Either way, a beautiful bike in remarkable condition. Great find!


----------



## dogdart (Jan 27, 2014)

*That's what I thought*

originally I thought it was early post war , but I can't find any other examples with the less curved lower tube and dropstand tangs . everything appears original , I thought the same about the chainring


----------



## dogdart (Jan 27, 2014)

were Swan forks used post war ?


----------



## jpromo (Jan 27, 2014)

dogdart said:


> were Swan forks used post war ?




They were not; the earliest postwar forks were forged blade forks. A big reason I think it was assembled during the war is that, immediately after, Roadmasters were not offered with any options. You don't really see tanks and racks and other parts until late '46-47. With the stand tangs, that just wouldn't make sense since postwar frames had no tangs. I had a verified 1945 bike with no options and a D serial number. As far as I know, yours all seems to be legit. Painted rims and truss rods are typical of 1942 bikes, since they probably had a large backstock of chromed hubs. Hence, blackout hubs really turn up on late war or early postwar production.

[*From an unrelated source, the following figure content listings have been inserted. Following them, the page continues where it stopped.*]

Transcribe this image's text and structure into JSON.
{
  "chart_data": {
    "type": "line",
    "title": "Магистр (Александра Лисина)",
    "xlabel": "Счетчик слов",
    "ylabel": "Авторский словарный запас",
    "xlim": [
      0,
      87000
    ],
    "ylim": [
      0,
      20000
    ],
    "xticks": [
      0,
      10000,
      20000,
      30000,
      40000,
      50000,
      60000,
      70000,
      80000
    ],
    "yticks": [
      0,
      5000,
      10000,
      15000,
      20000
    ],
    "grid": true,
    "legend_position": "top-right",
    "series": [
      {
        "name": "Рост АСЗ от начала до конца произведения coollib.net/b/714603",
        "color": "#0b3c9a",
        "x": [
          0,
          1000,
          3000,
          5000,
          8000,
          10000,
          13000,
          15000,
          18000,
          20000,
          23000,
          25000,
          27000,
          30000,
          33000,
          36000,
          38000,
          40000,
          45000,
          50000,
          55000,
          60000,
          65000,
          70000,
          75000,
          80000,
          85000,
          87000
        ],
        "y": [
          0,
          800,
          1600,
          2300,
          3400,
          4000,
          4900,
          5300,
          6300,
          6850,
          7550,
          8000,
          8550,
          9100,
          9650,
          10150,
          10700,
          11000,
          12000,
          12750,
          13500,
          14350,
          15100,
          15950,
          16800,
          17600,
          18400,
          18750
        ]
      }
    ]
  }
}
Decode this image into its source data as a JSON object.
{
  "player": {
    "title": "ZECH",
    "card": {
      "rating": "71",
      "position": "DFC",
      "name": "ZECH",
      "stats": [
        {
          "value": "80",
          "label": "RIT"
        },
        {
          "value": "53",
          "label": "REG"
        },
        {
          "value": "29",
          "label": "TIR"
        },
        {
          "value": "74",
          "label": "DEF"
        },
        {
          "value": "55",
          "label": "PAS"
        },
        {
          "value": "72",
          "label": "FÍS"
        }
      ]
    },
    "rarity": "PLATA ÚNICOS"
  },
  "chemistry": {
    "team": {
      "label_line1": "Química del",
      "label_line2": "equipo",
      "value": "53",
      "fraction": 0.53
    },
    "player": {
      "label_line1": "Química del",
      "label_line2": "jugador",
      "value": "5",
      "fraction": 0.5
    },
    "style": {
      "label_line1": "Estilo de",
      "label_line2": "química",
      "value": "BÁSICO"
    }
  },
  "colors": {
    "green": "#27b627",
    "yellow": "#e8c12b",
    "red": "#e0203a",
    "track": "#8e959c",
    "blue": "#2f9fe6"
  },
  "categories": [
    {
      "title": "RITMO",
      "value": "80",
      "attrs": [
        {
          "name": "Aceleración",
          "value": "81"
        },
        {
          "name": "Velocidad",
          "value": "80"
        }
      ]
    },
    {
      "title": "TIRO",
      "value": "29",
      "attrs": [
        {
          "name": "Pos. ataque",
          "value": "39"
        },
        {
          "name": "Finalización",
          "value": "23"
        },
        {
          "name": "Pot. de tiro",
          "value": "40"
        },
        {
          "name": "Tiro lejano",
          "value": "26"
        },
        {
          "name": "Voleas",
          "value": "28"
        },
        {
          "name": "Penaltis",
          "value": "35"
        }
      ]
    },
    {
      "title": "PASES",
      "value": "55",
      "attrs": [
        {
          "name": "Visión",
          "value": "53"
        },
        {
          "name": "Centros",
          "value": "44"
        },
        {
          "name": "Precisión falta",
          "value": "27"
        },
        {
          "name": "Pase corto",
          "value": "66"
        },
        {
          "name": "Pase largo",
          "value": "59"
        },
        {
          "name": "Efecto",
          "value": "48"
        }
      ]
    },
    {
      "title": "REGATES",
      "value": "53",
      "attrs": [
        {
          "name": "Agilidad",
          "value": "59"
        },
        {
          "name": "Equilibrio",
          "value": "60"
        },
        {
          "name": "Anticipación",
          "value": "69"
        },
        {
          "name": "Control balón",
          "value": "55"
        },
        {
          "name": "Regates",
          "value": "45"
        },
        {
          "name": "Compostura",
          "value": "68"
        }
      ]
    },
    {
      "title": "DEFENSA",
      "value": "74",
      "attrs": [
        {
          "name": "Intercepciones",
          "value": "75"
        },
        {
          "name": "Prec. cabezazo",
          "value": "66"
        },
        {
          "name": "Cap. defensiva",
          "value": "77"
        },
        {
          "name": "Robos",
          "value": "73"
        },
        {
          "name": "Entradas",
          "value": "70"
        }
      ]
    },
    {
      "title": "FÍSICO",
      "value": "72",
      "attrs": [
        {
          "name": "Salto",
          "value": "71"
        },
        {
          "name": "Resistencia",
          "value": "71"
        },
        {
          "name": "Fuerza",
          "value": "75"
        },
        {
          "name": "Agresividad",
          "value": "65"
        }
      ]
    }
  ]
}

An interesting case, for sure. I can only speculate, but it all seems to make sense and sounds good, eh?


----------



## dogdart (Jan 27, 2014)

*sounds good*

forgot this pic . post war tanks had small button higher located horn ?and on other side ? all the screws in the tank and horn were wrong  , not sure if this button is right


----------



## Muleman121 (Jan 27, 2014)

*Post war prewar?*

Sure is a great Bike! Sure do wish I could fine a fork like yours. I have a Hawthorne like your Roadmaster; many things alike. Anyone out there can help a newbe out?


----------



## THEGOLDENGREEK (Jan 28, 2014)

Thats a nice roadmaster you got enjoy it!!


----------



## Boris (Jan 29, 2014)

We need to know the serial number.


----------



## dogdart (Jan 29, 2014)

A22327   like in first post


----------



## Boris (Jan 29, 2014)

Sorry, didn't see it.


----------



## bicycle larry (Feb 1, 2014)

*road master*

a nother real nice road master .good find


----------